Dans ce contexte, le coup d’arrêt donné par le préfet coordonnateur du massif alpin au projet pharaonique (900 lits touristiques, commerces, salles de sport sur une surface de 18 000 m2) fomenté par le basketteur retraité Tony Parker à Villard-de-Lans relève du dérisoire, même si dans ce domaine toute bonne nouvelle est bienvenue.

C’est qu’en France, les bonnes nouvelles de ce type sont rares. Notre pays est le troisième contributeur européen au saccage des espaces naturels, loin devant l’Allemagne et le Royaume-Uni, pourtant sensiblement plus peuplés. Notre découpage administratif ubuesque n’y est sans doute pas pour rien.
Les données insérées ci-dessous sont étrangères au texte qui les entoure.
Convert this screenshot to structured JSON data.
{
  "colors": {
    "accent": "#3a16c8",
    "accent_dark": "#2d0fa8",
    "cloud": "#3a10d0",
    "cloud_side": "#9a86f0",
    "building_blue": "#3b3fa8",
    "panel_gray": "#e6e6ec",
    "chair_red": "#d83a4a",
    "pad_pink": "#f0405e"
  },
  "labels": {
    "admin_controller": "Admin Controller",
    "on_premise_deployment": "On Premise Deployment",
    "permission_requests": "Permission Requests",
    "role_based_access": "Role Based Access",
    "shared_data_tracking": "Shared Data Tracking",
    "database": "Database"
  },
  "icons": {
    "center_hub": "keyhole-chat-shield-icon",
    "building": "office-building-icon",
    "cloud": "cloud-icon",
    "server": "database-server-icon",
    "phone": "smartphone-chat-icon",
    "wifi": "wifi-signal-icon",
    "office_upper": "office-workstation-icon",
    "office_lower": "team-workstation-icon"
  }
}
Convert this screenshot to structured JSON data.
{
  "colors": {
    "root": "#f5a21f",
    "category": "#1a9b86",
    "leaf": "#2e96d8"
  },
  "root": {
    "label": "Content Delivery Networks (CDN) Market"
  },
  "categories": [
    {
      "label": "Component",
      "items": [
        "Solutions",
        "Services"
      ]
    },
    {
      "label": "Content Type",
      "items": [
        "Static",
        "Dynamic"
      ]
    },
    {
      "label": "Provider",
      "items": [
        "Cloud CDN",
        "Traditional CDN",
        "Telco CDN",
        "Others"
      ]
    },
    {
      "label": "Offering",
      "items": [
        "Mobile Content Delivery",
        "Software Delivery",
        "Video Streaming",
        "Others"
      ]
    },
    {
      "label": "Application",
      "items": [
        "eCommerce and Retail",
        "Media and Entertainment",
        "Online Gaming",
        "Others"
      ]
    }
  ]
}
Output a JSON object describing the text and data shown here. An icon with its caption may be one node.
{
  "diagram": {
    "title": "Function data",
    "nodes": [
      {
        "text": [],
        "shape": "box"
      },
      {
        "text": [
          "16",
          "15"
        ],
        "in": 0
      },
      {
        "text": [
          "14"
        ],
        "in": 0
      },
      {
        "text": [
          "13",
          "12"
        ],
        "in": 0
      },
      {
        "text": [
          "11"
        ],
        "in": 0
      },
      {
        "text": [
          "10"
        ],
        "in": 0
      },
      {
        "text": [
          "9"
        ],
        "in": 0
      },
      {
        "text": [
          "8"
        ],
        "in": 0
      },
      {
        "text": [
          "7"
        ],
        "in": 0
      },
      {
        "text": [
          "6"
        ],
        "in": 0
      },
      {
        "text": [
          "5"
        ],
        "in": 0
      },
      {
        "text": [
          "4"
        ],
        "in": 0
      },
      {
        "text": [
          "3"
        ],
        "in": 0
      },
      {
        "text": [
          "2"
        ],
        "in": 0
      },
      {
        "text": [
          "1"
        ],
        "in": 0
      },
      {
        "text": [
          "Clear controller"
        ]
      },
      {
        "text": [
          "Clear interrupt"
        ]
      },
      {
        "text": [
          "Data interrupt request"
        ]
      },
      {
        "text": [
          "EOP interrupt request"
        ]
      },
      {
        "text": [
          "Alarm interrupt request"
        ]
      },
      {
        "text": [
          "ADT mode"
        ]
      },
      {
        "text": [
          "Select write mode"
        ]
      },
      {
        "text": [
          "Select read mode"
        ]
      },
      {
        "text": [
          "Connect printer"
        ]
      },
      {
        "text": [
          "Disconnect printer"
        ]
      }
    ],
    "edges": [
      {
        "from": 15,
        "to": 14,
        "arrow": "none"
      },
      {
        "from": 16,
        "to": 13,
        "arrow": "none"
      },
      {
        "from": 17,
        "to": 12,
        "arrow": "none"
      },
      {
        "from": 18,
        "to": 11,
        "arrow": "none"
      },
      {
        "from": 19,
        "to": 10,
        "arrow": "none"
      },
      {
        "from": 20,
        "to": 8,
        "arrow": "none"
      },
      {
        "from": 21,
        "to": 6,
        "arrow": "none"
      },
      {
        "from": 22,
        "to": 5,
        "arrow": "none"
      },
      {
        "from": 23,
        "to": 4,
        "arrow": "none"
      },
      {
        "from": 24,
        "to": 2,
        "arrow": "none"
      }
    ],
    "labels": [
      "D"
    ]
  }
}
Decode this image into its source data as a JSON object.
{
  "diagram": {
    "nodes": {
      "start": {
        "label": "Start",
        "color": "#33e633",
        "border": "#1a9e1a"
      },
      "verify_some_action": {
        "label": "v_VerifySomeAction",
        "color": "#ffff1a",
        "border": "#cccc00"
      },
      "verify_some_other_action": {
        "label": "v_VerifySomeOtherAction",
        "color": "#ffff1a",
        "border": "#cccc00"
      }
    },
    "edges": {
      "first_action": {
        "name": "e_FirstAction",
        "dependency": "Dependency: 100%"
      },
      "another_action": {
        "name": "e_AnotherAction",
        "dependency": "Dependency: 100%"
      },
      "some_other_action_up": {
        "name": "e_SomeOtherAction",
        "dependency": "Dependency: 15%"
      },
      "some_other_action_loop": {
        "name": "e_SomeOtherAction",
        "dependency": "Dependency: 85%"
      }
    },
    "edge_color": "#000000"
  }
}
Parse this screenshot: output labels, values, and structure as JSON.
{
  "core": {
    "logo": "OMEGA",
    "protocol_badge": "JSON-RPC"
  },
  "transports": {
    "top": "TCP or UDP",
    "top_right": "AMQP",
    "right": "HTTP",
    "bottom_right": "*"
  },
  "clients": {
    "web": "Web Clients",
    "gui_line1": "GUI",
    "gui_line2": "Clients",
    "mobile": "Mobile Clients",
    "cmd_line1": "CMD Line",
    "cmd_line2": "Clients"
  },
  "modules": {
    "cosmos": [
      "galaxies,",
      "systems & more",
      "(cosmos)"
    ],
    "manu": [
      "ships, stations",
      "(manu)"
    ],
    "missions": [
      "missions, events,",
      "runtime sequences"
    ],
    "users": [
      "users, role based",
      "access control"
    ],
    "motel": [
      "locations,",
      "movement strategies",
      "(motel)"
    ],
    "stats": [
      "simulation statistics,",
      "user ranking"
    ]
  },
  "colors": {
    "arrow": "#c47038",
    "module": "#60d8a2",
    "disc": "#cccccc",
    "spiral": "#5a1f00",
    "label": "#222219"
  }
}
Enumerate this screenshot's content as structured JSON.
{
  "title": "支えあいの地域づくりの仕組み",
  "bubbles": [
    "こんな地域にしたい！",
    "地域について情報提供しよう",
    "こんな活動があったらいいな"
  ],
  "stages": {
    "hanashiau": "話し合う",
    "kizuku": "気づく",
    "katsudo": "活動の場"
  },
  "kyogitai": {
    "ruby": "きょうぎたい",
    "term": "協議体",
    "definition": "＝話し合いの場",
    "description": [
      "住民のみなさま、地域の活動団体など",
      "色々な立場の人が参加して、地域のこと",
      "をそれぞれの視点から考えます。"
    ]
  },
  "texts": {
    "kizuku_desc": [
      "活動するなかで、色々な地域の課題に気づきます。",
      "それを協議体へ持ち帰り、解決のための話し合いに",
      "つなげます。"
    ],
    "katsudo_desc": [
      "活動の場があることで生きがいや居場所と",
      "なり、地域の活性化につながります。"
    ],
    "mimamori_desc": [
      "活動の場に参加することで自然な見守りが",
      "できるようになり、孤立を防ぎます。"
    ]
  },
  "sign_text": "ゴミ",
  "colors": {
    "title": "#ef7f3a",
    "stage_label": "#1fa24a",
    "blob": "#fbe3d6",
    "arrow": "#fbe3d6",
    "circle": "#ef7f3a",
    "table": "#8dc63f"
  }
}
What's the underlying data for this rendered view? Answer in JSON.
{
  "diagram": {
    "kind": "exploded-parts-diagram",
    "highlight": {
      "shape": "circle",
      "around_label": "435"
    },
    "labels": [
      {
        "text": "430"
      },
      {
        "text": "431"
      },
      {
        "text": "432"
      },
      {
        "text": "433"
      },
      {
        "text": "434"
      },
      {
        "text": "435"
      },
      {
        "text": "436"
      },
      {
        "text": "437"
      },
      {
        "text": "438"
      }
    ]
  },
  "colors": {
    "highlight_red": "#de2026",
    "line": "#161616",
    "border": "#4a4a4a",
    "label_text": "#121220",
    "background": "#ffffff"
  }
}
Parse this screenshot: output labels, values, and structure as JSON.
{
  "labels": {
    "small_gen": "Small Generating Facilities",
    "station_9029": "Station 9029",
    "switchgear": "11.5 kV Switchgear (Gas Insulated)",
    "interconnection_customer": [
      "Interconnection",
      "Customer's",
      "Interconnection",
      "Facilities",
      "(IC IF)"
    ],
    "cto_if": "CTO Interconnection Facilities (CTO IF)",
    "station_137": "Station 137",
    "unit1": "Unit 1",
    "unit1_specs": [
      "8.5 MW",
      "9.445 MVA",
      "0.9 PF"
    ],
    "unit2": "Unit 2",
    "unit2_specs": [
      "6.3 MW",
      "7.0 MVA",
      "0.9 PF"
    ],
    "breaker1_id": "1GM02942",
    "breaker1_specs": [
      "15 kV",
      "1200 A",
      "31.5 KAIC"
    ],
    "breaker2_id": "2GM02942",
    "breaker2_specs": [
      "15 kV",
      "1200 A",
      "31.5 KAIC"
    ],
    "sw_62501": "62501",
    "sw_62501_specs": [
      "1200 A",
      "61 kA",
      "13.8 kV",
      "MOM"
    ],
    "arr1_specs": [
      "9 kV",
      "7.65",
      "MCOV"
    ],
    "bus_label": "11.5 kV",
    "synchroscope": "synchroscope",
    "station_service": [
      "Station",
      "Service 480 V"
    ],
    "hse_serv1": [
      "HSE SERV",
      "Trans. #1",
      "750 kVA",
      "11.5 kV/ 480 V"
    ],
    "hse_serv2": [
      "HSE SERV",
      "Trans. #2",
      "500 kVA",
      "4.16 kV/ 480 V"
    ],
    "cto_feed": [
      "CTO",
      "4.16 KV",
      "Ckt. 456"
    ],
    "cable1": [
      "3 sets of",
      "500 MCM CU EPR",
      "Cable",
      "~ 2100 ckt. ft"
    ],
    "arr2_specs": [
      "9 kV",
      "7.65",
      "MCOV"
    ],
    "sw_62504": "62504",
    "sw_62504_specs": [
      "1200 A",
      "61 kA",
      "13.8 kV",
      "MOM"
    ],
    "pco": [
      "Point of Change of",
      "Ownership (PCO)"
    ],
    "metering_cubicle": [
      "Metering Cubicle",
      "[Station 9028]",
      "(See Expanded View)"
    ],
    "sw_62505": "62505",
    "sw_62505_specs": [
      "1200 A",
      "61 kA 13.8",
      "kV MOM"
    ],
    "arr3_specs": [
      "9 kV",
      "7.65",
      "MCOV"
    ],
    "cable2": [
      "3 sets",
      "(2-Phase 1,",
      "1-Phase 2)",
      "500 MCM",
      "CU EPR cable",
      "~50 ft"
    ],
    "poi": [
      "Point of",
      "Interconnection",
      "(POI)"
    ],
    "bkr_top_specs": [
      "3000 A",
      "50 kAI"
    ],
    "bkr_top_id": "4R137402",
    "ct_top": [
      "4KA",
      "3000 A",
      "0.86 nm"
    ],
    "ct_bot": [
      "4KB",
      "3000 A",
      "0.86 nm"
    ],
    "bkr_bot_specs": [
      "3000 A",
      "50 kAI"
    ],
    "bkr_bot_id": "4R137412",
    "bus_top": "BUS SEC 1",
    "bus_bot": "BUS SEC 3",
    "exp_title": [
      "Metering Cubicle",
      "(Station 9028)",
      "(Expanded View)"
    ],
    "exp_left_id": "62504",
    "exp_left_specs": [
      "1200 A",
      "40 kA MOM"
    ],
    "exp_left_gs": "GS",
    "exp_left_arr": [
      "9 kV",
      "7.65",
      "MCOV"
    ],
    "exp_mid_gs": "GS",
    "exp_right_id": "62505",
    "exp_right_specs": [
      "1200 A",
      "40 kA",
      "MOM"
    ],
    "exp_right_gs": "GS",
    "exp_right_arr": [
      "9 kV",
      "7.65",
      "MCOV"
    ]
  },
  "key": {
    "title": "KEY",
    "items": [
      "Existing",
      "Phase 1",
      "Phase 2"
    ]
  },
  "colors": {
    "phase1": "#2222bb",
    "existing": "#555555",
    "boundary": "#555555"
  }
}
Il y a 35 000 communes en France, c’est autant que dans la totalité des autres états membres de l’Union européenne ! 35 000 maires, 35 000 conseils municipaux, qui veulent chacun son lotissement, chacun sa zone « artisanale », chacun son centre commercial (et le parking qui va avec). 35 000 micro-lobbys prompts à se mobiliser et à intriguer au Sénat pour faire capoter le ZAN (zéro artificialisation nette). Les « petites » opérations immobilières (moins de 8 logements par hectare) sont responsables de 51 % de la consommation d’espace… pour seulement 19 % des logements construits.

Au moment de signer un permis de construire ou d’aménager, ou une autorisation de destruction d’espèces protégées, combien pèsent, dans la balance économique, les services écosystémiques sacrifiés ? Combien pèsent l’air pur, l’eau propre, les terres pour cultiver notre nourriture autrement qu’en gavant les sols résiduels de bombes chimiques à fragmentation ?

Pendant que, sur le plan politique, l’Europe vire au vert-de-gris, sur la carte elle vire tout aussi vite du vert au gris. De ces deux mouvements simultanés, difficile de déterminer le plus inquiétant…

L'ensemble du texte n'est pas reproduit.